Much has happened in the meantime. Hundreds of schools around the country now have school gardens, and according to my knowledge, there are at least 15 initiatives promoting food education in one way or another. One of the latest is from “The Irish Food Writers’ Guild (IFWG)”. They would like to see the government “provide better and more consistent food education in schools, highlight the role that better eating plays in everyone’s health, well-being and quality of life and empower citizens to make informed choices.” (IFWG: It’s time to cherish and nourish all children equally, 2019)
2020 is the year when all people behind these initiatives, programmes and manifestos – all these educators, teachers, growers, chefs, parents and pupils – could come together under one simple goal: a garden in every school!
We all can lay the foundation for food education at home
In the meantime, here is what you can do to be part of a ground breaking (in the truest sense of the word) movement to give future generations the understanding, knowledge and skills of growing and producing food in a sustainable and ethical way, as part of a wider climate action plan for a future. We all can lay the foundation for food education at home together with our children. I have three suggestions, from sowing seeds to planting trees.
Project one: Start a garden
Study seed catalogues with your children and discuss the importance of varieties. Choose your project “garden”, this can be pots, a big wooden box, a raised bed, an outside bed in your garden or a corner of your lawn, no space is too small to get started. Make a plan including sowing, planting, harvesting and cooking dates.
Project two: Grow herbs for the kitchen
This project doesn’t require much space, nor time to get started. Three big pots will do, as well as a visit to your local garden centre to pick the plants. I suggest peppermint for tea, oregano or thyme for pizza and rosemary for roast potatoes. Bear in mind that your plants will be at the beginning of their life, so don’t over harvest!
Project three: Plant a fruit tree or fruit bush
Like the previous projects, this can be tailored to the space you have available, from dwarf trees in pots to bigger trees for your garden, or transforming your lawn!

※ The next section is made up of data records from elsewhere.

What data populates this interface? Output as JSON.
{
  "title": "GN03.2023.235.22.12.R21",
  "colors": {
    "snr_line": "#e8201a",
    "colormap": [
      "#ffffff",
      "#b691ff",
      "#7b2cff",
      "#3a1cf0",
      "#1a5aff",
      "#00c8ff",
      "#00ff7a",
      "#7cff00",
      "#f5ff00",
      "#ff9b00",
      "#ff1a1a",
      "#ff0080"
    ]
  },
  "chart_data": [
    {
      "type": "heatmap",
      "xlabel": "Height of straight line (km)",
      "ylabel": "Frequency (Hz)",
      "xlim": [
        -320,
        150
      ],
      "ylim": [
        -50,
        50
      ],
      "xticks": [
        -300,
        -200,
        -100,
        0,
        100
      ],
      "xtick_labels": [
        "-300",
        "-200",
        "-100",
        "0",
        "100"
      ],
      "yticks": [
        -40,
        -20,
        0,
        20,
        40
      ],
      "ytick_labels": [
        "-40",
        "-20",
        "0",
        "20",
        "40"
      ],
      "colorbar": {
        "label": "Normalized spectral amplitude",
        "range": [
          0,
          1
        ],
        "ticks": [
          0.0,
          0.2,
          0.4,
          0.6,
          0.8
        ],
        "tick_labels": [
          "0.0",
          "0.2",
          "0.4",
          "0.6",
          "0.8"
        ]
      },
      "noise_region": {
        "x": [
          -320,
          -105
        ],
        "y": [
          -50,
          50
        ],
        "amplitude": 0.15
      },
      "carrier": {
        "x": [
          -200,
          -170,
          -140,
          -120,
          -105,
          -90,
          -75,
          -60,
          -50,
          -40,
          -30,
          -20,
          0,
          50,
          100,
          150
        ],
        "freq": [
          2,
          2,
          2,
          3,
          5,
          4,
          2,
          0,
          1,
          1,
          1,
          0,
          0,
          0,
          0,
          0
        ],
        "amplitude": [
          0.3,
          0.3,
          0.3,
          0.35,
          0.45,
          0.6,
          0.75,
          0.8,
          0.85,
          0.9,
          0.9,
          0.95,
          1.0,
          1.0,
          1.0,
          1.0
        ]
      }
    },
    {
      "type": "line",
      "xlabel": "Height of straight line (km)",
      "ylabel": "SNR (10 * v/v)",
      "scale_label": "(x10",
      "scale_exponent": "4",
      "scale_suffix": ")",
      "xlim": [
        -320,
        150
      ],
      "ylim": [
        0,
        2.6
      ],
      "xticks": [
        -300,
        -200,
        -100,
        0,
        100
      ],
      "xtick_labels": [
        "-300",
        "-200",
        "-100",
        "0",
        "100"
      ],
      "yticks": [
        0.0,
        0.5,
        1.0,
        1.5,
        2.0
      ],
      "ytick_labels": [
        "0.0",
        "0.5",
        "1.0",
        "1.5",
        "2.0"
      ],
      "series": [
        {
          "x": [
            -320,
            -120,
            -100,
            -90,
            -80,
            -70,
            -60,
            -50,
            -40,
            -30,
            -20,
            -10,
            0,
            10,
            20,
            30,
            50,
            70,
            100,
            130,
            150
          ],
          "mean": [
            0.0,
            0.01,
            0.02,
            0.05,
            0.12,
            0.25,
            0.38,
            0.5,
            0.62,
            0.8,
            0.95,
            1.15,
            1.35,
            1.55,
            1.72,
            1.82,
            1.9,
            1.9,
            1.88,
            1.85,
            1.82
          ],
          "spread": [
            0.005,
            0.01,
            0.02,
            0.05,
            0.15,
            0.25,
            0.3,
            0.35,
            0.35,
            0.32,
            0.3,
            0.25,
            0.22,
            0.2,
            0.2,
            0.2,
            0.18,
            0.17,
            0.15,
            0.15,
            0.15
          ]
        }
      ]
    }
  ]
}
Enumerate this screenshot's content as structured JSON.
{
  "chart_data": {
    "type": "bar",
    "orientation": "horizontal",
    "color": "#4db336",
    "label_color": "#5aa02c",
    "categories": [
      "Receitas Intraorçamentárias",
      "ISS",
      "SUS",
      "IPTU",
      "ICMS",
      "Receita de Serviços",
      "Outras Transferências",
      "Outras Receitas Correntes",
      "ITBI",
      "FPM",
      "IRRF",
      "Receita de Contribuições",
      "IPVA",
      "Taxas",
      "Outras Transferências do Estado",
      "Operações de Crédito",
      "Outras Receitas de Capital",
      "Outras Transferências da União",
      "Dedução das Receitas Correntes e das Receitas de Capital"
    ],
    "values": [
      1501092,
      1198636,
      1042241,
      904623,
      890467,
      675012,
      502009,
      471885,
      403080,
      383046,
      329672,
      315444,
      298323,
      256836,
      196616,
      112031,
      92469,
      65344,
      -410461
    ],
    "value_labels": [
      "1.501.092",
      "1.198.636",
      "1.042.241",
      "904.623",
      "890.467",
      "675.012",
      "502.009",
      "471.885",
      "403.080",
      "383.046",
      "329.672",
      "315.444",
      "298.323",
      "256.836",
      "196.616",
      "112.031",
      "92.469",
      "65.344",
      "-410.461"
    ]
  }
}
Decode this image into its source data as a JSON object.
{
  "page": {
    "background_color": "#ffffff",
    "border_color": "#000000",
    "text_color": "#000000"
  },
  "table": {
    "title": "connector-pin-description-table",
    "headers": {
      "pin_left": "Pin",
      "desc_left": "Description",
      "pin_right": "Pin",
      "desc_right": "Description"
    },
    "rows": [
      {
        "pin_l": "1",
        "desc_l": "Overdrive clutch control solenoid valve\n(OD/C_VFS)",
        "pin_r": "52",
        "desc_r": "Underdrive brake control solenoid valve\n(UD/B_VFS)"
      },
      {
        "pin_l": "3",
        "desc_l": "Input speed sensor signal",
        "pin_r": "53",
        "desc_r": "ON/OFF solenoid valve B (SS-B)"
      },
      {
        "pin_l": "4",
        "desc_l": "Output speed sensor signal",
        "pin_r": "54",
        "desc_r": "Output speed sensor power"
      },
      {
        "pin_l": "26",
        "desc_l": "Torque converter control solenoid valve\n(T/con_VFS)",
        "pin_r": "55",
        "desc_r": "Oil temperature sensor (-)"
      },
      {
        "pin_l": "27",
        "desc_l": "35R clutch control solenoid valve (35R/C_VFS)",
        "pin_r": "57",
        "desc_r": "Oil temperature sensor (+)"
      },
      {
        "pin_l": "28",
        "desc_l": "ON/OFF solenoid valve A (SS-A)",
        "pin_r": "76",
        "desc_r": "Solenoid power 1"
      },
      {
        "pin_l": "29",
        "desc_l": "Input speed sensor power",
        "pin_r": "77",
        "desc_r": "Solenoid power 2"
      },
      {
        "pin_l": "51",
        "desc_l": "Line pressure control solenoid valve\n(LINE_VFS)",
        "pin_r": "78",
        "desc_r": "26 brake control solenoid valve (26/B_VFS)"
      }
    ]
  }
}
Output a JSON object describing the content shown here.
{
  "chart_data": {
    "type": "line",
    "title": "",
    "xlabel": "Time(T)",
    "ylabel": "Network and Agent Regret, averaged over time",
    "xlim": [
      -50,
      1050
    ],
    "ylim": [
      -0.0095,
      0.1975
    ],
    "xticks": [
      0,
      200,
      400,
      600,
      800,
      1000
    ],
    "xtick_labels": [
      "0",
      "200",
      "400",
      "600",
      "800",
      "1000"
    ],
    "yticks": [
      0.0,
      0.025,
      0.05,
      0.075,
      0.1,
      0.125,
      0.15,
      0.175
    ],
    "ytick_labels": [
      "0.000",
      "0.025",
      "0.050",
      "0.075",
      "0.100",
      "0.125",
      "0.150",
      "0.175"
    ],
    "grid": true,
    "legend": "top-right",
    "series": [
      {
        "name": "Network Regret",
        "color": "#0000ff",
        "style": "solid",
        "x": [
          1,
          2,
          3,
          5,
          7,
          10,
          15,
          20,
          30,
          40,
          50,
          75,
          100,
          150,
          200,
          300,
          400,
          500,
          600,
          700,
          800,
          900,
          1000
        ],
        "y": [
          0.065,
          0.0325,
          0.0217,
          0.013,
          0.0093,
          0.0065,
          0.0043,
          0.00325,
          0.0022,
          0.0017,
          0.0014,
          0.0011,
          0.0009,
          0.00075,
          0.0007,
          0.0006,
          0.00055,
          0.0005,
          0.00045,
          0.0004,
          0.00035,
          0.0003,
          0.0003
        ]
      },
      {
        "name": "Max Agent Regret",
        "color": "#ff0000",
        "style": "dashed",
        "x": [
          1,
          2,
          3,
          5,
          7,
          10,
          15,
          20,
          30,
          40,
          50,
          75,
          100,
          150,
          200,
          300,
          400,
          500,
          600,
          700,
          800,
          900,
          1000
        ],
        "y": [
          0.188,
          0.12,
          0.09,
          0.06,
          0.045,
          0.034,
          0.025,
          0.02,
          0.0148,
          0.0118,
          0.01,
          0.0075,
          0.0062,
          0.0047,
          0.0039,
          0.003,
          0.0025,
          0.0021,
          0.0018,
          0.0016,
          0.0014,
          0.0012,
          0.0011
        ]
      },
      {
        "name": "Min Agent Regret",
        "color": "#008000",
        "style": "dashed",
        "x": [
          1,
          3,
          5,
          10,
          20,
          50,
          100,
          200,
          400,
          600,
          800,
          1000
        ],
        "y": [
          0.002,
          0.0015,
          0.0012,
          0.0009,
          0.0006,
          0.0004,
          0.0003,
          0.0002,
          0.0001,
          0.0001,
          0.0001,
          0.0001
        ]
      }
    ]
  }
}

There is a huge variety of fruit trees and bushes available: apples and plums, raspberries and currants … and if you have a big conservatory or polytunnel, you can try grapes, apricots or lemons.
Note: to make your projects work, fully engage your children, from deciding what to buy and where to plant, to looking after and harvesting.
Political action is needed
Finally, in order for food education – based on school gardens – to become national policy and a school subject with a curriculum, it needs politicians to vote for it and the Department of Education to implement it, so we all need to shout about it.
Living Classroom: A partnership programme between three organisations (Bord Bia, GIY and SEED) that share a common goal to see a school garden or ‘living classroom’ in every school in Ireland.
SEED is a national network of educational centres with many years experience in environmental education, specialising in all aspects of organic school gardens.